Dans son discours de remerciement pour son oscar de la meilleure actrice, Frances McDormand a déclaré ceci : « Nous avons tous des histoires à raconter et des projets que nous voulons faire financer », avant de clore son allocution par deux mots : « Clause d’inclusion », invitant ainsi l’auditoire à réfléchir à ce concept.
Selon un communiqué de presse publié par la Annenberg Inclusion Initiative (en anglais seulement), une clause d’inclusion est « un avenant ajouté au contrat d’un acteur/créateur de contenu qui stipule que les histoires et ceux qui les racontent doivent refléter le monde dans lequel nous vivons en réalité, et non pas une petite fraction du bassin de talents seulement. » [TRADUCTION]
Une clause d’inclusion stipulerait que les personnages dans un film doivent refléter le monde dans lequel nous vivons, ce qui comprend la parité des sexes à 50 pour cent, 40 pour cent d’inclusion pour les personnes de couleur, 5 pour cent pour les membres de la communauté LGBTQ, et 20 pour cent pour les personnes handicapées.
Pour que les clauses d’inclusion aident à combattre la crise de l’égalité au cinéma, elles doivent être appuyées par la crème de la crème des talents de l’industrie. Ce sont en effet ces derniers qui pourront utiliser leur pouvoir pour faire progresser la cause, en exigeant cette parité dans leurs contrats d’artistes, surtout ceux qui travaillent dans les plus prestigieux projets. Il reste que le concept de « clause » est plus souvent associé au domaine de la musique. Appelées « clauses de tournée », les musiciens y détaillent leurs exigences pratiques dans le cadre de leur tournée comme la sécurité et les assurances, et y dressent aussi parfois la liste de leurs exigences en matière de luxe et autres extras.
En s’inspirant de la clause traditionnelle, les acteurs les plus célèbres peuvent ajouter une clause d’égalité ou une clause d’inclusion à leur contrat, exigeant la représentation des groupes sous-représentés ou marginalisés dans un projet, et ce, tant devant que derrière la caméra.
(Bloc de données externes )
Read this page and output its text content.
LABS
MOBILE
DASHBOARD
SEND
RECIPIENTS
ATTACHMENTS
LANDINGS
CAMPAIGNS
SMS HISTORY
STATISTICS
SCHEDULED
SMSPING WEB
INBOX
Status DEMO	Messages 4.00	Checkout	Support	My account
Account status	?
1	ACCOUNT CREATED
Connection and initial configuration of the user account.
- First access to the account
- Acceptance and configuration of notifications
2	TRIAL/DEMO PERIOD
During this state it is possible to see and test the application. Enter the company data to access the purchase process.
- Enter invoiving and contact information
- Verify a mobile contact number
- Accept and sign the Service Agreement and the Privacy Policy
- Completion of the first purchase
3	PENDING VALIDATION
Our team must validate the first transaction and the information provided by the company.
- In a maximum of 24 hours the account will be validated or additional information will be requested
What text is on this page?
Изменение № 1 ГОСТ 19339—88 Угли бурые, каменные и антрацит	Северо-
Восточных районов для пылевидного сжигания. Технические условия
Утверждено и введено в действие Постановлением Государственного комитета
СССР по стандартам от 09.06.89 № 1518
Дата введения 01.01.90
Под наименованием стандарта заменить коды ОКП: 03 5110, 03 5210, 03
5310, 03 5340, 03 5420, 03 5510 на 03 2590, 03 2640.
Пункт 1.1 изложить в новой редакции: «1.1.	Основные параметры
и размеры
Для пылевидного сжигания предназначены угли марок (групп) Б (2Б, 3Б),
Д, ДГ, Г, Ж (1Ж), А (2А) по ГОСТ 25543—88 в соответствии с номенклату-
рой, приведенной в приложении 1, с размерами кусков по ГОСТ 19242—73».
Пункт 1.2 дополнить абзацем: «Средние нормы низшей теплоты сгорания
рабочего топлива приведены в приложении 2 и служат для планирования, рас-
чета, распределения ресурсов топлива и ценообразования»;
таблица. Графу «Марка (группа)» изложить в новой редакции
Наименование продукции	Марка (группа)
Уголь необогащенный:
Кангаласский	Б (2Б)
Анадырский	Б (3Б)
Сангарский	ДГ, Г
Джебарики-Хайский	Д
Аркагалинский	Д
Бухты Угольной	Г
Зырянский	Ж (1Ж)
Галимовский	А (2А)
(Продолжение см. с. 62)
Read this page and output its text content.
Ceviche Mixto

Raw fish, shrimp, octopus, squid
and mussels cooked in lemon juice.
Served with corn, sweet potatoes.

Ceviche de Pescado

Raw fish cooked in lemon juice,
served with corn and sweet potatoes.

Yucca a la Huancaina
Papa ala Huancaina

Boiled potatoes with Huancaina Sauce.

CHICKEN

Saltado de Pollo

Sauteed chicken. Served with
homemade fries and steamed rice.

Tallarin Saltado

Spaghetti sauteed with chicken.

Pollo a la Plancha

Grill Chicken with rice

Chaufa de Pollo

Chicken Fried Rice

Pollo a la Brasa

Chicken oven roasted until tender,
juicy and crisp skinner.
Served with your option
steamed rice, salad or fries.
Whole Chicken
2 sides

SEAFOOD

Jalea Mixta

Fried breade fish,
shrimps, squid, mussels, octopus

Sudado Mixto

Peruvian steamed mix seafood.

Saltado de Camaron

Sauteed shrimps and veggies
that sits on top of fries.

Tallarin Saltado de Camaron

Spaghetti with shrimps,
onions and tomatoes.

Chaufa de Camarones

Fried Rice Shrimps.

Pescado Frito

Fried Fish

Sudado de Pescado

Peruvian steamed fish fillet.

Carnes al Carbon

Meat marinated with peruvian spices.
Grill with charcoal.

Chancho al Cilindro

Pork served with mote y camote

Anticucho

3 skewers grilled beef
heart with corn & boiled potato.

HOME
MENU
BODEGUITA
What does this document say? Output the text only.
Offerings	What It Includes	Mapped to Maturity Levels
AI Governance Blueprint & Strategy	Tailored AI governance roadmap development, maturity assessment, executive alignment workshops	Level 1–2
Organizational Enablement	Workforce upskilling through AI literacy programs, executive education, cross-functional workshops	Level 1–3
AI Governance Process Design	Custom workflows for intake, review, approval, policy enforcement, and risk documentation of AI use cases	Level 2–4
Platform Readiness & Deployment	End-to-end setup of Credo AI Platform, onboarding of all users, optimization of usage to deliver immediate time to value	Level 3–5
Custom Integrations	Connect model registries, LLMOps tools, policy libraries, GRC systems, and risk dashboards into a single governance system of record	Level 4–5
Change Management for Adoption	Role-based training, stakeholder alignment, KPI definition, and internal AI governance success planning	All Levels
Dans le cas de la violation des dispositions d’une clause de ce type par un studio qui aurait omis de faire des efforts de bonne foi pour embaucher une distribution et une équipe reflétant la diversité réelle de la société, un acteur pourrait invoquer une violation de son contrat. Cette mesure pourrait avoir de graves conséquences financières pour le studio et entacher sa réputation.
Lors de la Semaine canadienne de la musique de 2018, des données présentées ont aussi démontré que l’inégalité est aussi courante dans cette industrie. Par exemple, la majorité des musiciens dans les festivals de musique sont des hommes blancs, peu de femmes occupent des postes de technique dans l’industrie, et les producteurs de disques sont habituellement des hommes. Un appel à l’action a été lancé aux membres de l’industrie pour trouver une solution au problème et créer un changement en profondeur et à grande échelle.
Dans la foulée de ce mouvement, nous nous demandons si les musiciens peuvent tirer parti de leur influence pour exiger des changements au sein de l’industrie de la musique, comme il a été suggéré que les acteurs le fassent dans l’industrie cinématographique.
À notre avis, les clauses d’inclusion pourraient également être utilisées de cette manière par les musiciens réputés. Ces derniers peuvent négocier l’ajout de clauses à leurs contrats avec les maisons de disque, les éditeurs de musique et les entreprises de tournée exigeant que la diversité fasse partie intégrante de leurs projets. Ils pourraient, par exemple, demander que les membres du personnel clé œuvrant sur ces projets reflètent raisonnablement la diversité du monde dans lequel nous vivons.
Toutefois, les clauses d’inclusion ne doivent pas être le seul outil utilisé au sein de l’industrie de la musique pour favoriser le changement en matière de diversité et d’égalité. Sur ce point, nous souhaitons attirer l’attention sur les importantes contributions de Keychange (en anglais seulement) – une organisation qui est parvenue à obtenir des engagements d’au moins 85 festivals de musique internationaux, y compris 10 festivals canadiens – en vue d’atteindre la parité entre les sexes d’ici 2022.
En exigeant la diversité et l’égalité au moyen de clauses d’inclusion et autres mesures, les musiciens et autres intervenants clés peuvent user de leur influence pour changer les structures traditionnelles du pouvoir au sein de l’industrie de la musique et mener ainsi, selon nous, à un espace plus tolérant, créatif, et profitable pour tous.